42 ToBI is an international collaborative network of NGOs established in 1996 with the original purpose of preparing an independent assessment of corporate conduct, responsibility and accountability for the five-year review of the Earth Summit in 1997.

· Voluntary initiatives have mainly been adopted in the richer industrialized countries. Their apparent success in a number of countries has been contingent on certain institutional conditions associated, for example, with the growth of green or ethical markets, pressures associated with the NGO sector and the relative autonomy and power of certain state institutions. Such conditions are often absent in many developing countries where consumer power may be relatively weak, state regulatory authorities may lack independence, as well as basic enforcement and monitoring capacity, essential laws related to disclosure and freedom of information may not be in place or enforced, and the NGO “movement” may be relatively weak or absorbed in service-delivery activities (Hanks, 1999; UNRISD and UNA, 1998).

· It is often assumed that voluntary initiatives should and can be adopted across very different product sectors. With globalization and the increasing global reach of TNCs and changing forms of corporate organizational structures, extensive and complex product or “commodity chains” have developed in many sectors (Gereffi et al., 1994). Participating in these chains are very different types of actors, with very different capacities to respond to environmental and social concerns and subject to very different pressures, opportunities and constraints (von Moltke et al., 1998). The feasibility of adopting voluntary initiatives “across the board” and their capacity to translate into improved corporate environmental and social performance can vary considerably in different sectoral contexts.

· Some of the major voluntary initiatives associated with the promotion of corporate environmental and social responsibility in the South have been essentially designed by Northern actors. Corporate interests, often acting through business and industry associations, are becoming increasingly influential in international decision-making processes associated with the design of environmental and social standards.
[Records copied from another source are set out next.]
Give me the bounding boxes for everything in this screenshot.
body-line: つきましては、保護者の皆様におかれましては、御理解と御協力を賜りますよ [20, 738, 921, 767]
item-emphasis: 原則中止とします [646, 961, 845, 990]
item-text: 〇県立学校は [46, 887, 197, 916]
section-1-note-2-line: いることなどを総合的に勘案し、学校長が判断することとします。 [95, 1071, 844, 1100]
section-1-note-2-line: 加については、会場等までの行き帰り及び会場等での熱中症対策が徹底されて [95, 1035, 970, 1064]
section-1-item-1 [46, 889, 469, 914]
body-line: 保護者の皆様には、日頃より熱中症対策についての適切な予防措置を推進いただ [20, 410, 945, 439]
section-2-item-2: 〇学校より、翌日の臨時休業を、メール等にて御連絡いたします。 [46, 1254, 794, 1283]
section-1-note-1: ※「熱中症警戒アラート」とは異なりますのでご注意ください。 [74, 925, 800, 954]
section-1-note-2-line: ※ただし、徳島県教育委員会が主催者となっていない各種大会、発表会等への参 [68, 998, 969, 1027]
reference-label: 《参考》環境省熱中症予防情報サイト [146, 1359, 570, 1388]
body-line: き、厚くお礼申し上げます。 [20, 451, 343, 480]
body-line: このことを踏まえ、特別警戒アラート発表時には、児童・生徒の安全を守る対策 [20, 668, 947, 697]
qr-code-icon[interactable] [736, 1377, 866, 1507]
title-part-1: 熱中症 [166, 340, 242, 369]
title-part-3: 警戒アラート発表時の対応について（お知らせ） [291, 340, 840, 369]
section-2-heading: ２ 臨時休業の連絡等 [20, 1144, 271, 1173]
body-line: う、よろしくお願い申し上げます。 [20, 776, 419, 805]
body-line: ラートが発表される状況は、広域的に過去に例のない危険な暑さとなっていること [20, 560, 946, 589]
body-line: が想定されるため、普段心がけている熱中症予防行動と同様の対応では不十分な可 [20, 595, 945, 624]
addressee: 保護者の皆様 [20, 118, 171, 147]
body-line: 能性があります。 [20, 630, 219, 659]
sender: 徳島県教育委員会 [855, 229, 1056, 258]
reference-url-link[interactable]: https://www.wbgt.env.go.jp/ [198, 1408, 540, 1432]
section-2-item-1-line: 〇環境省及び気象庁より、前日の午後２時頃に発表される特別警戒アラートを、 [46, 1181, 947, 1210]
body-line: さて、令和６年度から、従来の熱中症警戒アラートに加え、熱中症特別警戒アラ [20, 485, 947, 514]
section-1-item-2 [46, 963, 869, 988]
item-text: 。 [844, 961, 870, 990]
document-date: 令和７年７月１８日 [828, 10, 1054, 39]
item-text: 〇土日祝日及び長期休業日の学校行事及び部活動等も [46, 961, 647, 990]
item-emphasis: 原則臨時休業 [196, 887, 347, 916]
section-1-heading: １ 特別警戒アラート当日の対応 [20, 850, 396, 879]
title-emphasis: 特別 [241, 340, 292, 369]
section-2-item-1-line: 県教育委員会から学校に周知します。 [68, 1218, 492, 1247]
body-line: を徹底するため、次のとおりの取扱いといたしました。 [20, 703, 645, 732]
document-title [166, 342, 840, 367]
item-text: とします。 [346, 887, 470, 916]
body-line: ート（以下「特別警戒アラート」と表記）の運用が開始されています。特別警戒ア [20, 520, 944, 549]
Business-NGO partnerships, which attempt to modify the way corporations operate in the South, involve primarily Northern NGOs. Some Northern NGOs claim to speak on behalf of Southern interests, but fail to effectively involve Southern NGOs in their decision-making and consultation processes (Murphy and Bendell, 1999).

· Historically, progress associated with corporate social and environmental responsibility has been driven, to a large extent, by state regulation, trade union activism and collective bargaining. Increasing reliance on voluntary initiatives may be undermining these drivers of corporate responsibility. Such initiatives are often presented as effective alternatives to state regulation, when in fact their success in many industrialized countries has often involved an important regulatory component (Porter and van der Linde, 1995). Furthermore, the NGO sector, which is promoting voluntary initiatives, sometimes minimizes the involvement of trade unions or even attempts to substitute for them in dealings with TNCs. There are concerns that the task of defining and assessing workers’ rights is shifting away from states and unions to companies, auditors and NGOs. Indeed, some companies appear to have adopted codes of conduct as part of strategy to minimize and weaken the role of trade unions “preferring to offer a paternalistic package than to have a recognized negotiating body to deal with” (Gallin, 1999b).

· Voluntary initiatives associated, for example, with codes of conduct, environmental certification and eco-labelling, may have certain negative developmental implications in terms of acting as a non-tariff trade barrier and restricting Southern access to Northern markets and the ability of smaller companies to compete (UNCTAD, 1999; Zarrilli et al., 1997). In practice, it is often larger and (managerially) more sophisticated companies in developing countries that can meet their norms. In certain product chains, smaller firms are being squeezed out given the difficulties they encounter in complying with environmental standards (UNCTAD and SGS, 1998).